[EURO-Discuss] Short bio for the election of the Euralo representatives to the ALAC

[Lutz Donnerhacke]

On Thu, Aug 28, 2008 at 05:22:17PM +0200, JFC Morfin wrote:
> I think we would be really interested to know your opinion on @large
> oriented whys, cons and pros of DNSSEC vs. other possibilities.

DNSSEC introduces a public key infrastructure. There is a lot of FUD around,
but a working DNSSEC provides decentral certification services for free. DNS
is capable to hold SSL certificates as well as S/MIME and openPGP keys.
That's the main reason for opposing DNSSEC from some industry heavily
involved into certification business: They fear to lose their business.

This way DNSSEC offers freedom of obtaining certificates in their self
managed (sub)domains.

Of course, classical certificates are able to check more than holding the
domain. They are necessary to build legal reationships for business
contracts. Thats why they check that the owner of the certificate is the
right one regardless of the current DNS state (which might be under attack).
But for most cases, the difference will not relevant for the private user.
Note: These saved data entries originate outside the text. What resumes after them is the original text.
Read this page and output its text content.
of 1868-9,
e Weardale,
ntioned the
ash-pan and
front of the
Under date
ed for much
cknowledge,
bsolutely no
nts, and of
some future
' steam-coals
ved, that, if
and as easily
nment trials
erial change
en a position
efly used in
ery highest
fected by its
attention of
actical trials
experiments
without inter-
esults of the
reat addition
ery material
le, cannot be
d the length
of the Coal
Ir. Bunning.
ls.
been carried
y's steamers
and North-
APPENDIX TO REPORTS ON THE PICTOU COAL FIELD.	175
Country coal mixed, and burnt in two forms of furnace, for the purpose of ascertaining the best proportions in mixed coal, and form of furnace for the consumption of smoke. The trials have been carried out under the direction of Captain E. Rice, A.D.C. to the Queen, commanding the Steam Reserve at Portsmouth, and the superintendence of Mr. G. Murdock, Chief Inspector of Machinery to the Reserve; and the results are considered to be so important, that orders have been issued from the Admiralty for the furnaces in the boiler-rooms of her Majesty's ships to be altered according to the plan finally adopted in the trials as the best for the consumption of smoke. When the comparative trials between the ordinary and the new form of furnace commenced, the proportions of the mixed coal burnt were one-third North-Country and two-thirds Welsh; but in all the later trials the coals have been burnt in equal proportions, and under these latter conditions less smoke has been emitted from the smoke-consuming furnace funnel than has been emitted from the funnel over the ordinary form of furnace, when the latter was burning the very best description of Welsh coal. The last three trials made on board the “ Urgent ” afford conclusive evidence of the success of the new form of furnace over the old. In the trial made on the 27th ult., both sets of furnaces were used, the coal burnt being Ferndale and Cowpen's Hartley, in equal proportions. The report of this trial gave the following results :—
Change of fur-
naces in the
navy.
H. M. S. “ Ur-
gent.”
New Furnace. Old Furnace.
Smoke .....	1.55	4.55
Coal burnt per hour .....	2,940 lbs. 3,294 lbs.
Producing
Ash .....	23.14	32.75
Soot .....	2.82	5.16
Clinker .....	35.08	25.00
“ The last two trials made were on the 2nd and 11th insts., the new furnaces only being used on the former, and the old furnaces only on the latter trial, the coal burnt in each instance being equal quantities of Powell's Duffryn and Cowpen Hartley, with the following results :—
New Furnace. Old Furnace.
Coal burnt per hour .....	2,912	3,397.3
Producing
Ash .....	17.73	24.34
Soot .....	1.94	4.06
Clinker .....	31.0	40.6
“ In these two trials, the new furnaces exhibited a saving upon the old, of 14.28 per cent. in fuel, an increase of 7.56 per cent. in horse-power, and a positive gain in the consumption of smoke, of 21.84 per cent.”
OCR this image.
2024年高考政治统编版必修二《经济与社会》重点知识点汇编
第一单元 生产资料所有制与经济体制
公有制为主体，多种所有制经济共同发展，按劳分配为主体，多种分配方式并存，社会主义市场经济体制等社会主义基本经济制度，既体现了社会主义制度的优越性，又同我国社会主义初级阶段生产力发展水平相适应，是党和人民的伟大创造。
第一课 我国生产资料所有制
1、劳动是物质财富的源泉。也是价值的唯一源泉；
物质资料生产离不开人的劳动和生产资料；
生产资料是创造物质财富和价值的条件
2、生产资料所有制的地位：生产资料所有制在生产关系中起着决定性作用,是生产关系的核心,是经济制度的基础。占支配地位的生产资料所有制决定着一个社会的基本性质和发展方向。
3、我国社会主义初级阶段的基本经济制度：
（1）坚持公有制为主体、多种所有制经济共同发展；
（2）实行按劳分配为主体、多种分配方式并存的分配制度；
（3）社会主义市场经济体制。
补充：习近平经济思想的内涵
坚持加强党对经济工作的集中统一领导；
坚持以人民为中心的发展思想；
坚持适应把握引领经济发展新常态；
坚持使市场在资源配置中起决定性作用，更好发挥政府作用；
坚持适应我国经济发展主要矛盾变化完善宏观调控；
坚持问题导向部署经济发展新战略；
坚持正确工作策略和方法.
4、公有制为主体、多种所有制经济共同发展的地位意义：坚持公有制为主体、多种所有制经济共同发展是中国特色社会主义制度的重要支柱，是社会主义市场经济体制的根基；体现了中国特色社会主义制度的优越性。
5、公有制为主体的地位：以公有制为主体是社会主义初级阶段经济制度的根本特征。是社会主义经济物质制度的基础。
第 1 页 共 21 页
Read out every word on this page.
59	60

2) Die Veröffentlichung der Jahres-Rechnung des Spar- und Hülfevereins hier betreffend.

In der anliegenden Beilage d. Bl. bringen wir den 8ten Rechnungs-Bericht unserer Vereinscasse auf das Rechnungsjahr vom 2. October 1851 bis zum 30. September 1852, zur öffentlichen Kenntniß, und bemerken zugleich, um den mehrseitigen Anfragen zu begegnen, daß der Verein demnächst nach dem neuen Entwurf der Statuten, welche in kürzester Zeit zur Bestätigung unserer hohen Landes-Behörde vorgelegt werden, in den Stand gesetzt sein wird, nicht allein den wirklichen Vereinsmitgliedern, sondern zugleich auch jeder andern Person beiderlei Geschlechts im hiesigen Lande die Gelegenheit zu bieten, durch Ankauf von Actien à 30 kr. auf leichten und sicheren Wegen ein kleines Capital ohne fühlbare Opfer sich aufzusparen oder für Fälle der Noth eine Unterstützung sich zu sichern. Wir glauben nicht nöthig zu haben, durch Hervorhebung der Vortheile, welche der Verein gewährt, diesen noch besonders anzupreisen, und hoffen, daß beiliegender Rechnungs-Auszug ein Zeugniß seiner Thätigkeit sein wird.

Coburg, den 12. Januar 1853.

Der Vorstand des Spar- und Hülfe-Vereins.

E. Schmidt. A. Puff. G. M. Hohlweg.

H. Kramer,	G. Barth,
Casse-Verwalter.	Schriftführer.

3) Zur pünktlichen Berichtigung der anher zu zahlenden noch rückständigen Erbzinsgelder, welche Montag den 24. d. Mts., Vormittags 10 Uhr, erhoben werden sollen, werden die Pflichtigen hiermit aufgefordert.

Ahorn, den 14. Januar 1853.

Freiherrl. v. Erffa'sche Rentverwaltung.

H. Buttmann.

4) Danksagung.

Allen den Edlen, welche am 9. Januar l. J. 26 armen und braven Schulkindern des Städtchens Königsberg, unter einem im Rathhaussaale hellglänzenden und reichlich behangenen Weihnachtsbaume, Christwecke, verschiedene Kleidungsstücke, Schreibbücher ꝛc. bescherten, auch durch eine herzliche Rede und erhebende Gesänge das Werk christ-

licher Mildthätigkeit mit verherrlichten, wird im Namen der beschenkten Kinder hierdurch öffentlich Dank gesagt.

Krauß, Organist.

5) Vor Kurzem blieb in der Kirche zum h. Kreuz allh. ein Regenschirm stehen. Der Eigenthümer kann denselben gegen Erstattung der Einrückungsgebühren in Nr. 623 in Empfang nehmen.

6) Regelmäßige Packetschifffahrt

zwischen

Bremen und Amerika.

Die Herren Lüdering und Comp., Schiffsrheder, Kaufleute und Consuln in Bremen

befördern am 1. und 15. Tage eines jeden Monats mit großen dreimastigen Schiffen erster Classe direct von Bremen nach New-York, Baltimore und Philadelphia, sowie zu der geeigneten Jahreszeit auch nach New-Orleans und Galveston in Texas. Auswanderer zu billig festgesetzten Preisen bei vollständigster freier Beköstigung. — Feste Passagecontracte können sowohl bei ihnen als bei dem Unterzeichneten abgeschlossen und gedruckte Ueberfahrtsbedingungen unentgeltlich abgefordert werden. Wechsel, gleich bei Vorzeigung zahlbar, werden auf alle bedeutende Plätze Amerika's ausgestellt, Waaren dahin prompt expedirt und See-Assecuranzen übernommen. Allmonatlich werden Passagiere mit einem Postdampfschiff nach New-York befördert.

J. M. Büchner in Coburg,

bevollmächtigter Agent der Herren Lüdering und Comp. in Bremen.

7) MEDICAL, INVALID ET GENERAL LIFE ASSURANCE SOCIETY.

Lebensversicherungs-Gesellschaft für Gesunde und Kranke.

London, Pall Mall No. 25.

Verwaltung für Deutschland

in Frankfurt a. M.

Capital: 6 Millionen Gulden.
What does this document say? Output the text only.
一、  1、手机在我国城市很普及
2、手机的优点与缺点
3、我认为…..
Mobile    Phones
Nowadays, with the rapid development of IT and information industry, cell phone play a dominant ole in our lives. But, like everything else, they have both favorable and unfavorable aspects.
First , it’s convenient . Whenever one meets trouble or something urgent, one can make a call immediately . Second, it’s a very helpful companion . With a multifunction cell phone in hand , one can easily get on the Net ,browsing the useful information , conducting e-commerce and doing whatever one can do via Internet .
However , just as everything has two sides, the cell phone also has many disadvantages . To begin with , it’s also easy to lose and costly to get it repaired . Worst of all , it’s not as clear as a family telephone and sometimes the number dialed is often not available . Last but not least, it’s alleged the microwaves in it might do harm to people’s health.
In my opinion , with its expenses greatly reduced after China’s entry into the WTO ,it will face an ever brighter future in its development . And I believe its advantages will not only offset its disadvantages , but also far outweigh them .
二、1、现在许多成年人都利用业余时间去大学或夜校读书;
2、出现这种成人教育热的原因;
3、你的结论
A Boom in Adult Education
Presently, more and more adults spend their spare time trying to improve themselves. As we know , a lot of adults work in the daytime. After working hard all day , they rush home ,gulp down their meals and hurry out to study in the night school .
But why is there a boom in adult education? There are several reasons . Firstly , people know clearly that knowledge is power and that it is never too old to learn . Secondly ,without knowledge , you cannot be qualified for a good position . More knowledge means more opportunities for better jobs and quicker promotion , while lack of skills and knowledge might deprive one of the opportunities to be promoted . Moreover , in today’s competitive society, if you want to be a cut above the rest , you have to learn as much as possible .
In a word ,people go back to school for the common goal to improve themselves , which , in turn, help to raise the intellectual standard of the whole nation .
> where could we find an @large readable documentation on DNSSEC, its 
> governance needs, etc. Should it be operated under ICANN or as an IGF 
> enhanced cooperation (I understand that ICANN planned to catalyse a 
> DNSSEC dedicated structure gathering the TLD Managers?).

> Should ALAC not be a partner into it?

Of course, that's why I voluteer for a DNSSEC track on the AtLarge summit in
Cairo. Preparing this track requires to collect and write such materials.